10. März 2026

RTS: Recyclage des batteries: voyage dans les coulisses d'une industrie

Des brosses à dents électriques au smartphone, en passant par les vélos et les voitures, notre quotidien est saturé d'objets contenant des batteries.

RTS - basik 2 mars 2026 - Recyclage des batteries: voyage dans les coulisses d'une industrie | RTS

Recyclage des batteries: voyage dans les coulisses d'une industrie

Des brosses à dents électriques au smartphone, en passant par les vélos et les voitures, notre quotidien est saturé d'objets contenant des batteries. Mais que deviennent ces sources d'énergie une fois usées? Où sont-elles recyclées et par qui? Voyage dans les coulisses du recyclage.

Notre périple commence à Ecublens, dans le canton de Vaud, où les hangars du Groupe Barec, l'un des principaux recycleurs de Suisse, se dressent le long de l'autoroute.

Le groupe valorise diverses marchandises, dont les déchets électriques et électroniques: 5000 tonnes l’an dernier. Ils affluent depuis les déchetteries, centres de collecte et magasins.

Collecte et dépollution: les premières étapes cruciales

Première étape ici: le tri. Les piles et batteries sont mises de côté, mais leur extraction des appareils, appelée dépollution, est un travail manuel minutieux. Roger Blesi, directeur général du Groupe Barec, souligne le défi: "Il y a de plus en plus de batteries et les appareils sont de plus en plus petits."

 Il y a chaque jour un feu qui démarre chez un recycleur en Suisse.

Roger Blesi, directeur général du Groupe Barec

Le danger inhérent à l'extraction des batteries au lithium est le risque d'incendie.

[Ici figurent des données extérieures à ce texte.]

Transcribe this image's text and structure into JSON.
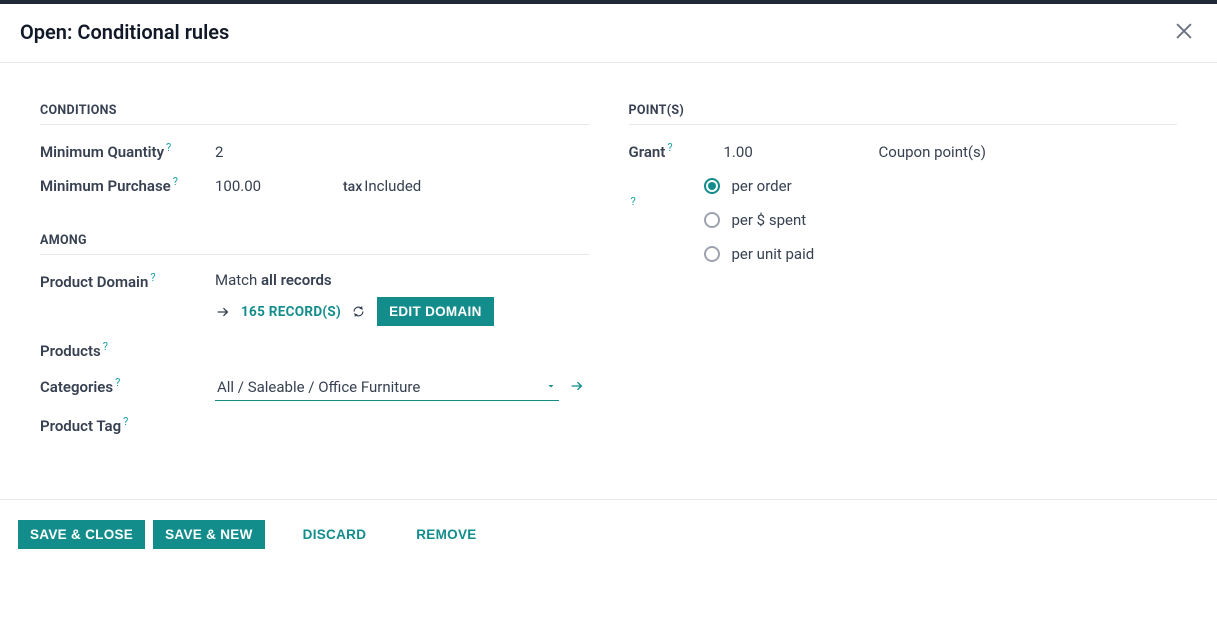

Roger Blesi met en garde: "Ces batteries peuvent s'allumer à tout moment... Il y a chaque jour un feu qui démarre chez un recycleur en Suisse."

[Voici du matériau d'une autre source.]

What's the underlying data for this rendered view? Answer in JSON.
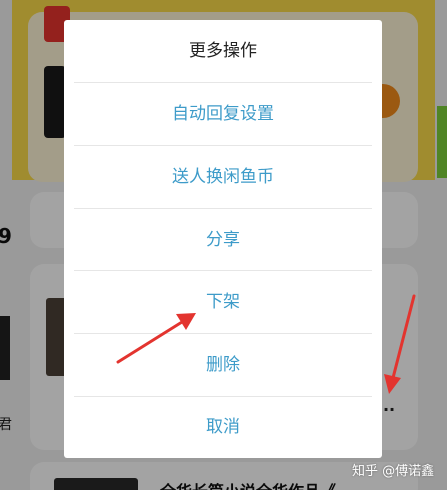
{
  "background": {
    "partial_number": "9",
    "partial_char": "君",
    "more_button_label": "···",
    "bottom_title_fragment": "全华长篇小说全华作品《"
  },
  "dialog": {
    "title": "更多操作",
    "items": [
      {
        "label": "自动回复设置"
      },
      {
        "label": "送人换闲鱼币"
      },
      {
        "label": "分享"
      },
      {
        "label": "下架"
      },
      {
        "label": "删除"
      },
      {
        "label": "取消"
      }
    ]
  },
  "colors": {
    "item_text": "#3d9bc9",
    "title_text": "#222222",
    "arrow": "#e3342f"
  },
  "watermark": "知乎 @傅诺鑫"
}
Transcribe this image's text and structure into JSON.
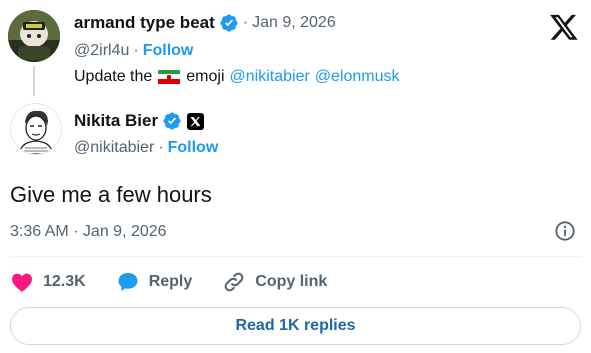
{
  "parent_tweet": {
    "author_name": "armand type beat",
    "date": "Jan 9, 2026",
    "handle": "@2irl4u",
    "follow_label": "Follow",
    "text_before": "Update the",
    "emoji": "iran-flag-emoji",
    "text_after": "emoji",
    "mentions": [
      "@nikitabier",
      "@elonmusk"
    ]
  },
  "reply_tweet": {
    "author_name": "Nikita Bier",
    "handle": "@nikitabier",
    "follow_label": "Follow",
    "text": "Give me a few hours",
    "timestamp": "3:36 AM · Jan 9, 2026"
  },
  "actions": {
    "like_count": "12.3K",
    "reply_label": "Reply",
    "copy_label": "Copy link"
  },
  "read_replies_label": "Read 1K replies",
  "separator": "·",
  "icons": {
    "verified": "verified-badge-icon",
    "affiliate": "x-affiliate-icon",
    "logo": "x-logo-icon",
    "info": "info-icon",
    "like": "heart-icon",
    "reply": "speech-bubble-icon",
    "copy": "link-icon"
  },
  "colors": {
    "accent": "#1d9bf0",
    "like": "#f91880",
    "muted": "#536471",
    "text": "#0f1419",
    "button_text": "#1d66a8"
  }
}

Une fois remplis de piles et de batteries, les fûts prennent la direction de Wimmis, dans l'Oberland bernois.

Batrec, le cœur du recyclage des piles et batteries

Batrec, filiale du groupe Veolia, recycle pratiquement toutes les piles et batteries de Suisse. "On en reçoit environ 3700 tonnes par an, dont environ 30% sont des batteries au lithium", déclare Philippe Zanettin, directeur général de Batrec.

Historiquement, le site recyclait les piles alcalines via un procédé pyrométallurgique, c'est-à-dire une fusion à 1500 degrés pour récupérer ferromanganèse incandescent et zinc liquide.

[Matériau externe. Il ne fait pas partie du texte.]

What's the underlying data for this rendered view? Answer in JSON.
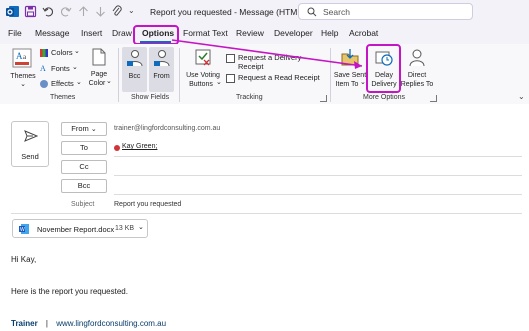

Le recyclage des batteries au lithium est radicalement différent. Batrec a investi plusieurs millions dans un nouveau bâtiment et une machine, opérationnels depuis 2024. Les batteries lithium sont d’abord broyées, puis les différents métaux sont séparés. Un processus purement mécanique, sans chimie ni chaleur.

La valeur de ces matériaux est significative: "Deux tiers de la valeur est dans la 'black mass' et un tiers dans le cuivre", précise Philippe Zanettin. Le 4 février au matin, la tonne de cuivre s'échangeait à plus de 13'000 dollars au London Metal Exchange.

Taux de recyclage entre 70 et 85%

Concernant la destination de ces matières premières, Philippe Zanettin détaille: "Le cuivre, l’aluminium et le fer restent en Europe. Par contre, on doit exporter la masse noire en Corée du Sud, car l’essentiel de la production de batteries se déroule en Asie."

En termes d'efficacité, Batrec annonce un taux de recyclage d'environ 85% pour les batteries alcalines et de 70-75% pour les batteries au lithium. Leur activité est en partie financée par la Taxe d'élimination anticipée (TEA), incluse dans le prix de vente des piles et appareils électriques et électroniques, et payée par le consommateur.

Librec, l'avenir du recyclage des batteries de voitures électriques?

De par leur taille et leur multiplication, les batteries de voitures électriques représentent un défi majeur dans le domaine du recyclage. Située près de Soleure, l’entreprise Librec s’est lancée sur ce marché très concurrentiel en 2024.

Librec se présente comme un leader européen du recyclage des batteries lithium-ion, avec un taux de récupération de matériaux de valeur dépassant les 97%. Directeur commercial et marketing de l’entreprise, Beat Seiler claironne: "97% est certainement le meilleur résultat au monde et en Europe. De plus, nous travaillons à 100% avec des énergies renouvelables. Nous consommons très peu d'énergie et avons des émissions de CO2 très faibles."

Le manque de normes uniformes pour les batteries constitue un défi, mais Librec ambitionne d’atteindre sa capacité maximale d'ici trois à quatre ans, avec 9000 tonnes par an. En phase de développement, l'entreprise n'est pas encore rentable. Rendez-vous dans quelques années pour voir si recycler des batteries de voiture électrique est une affaire qui roule.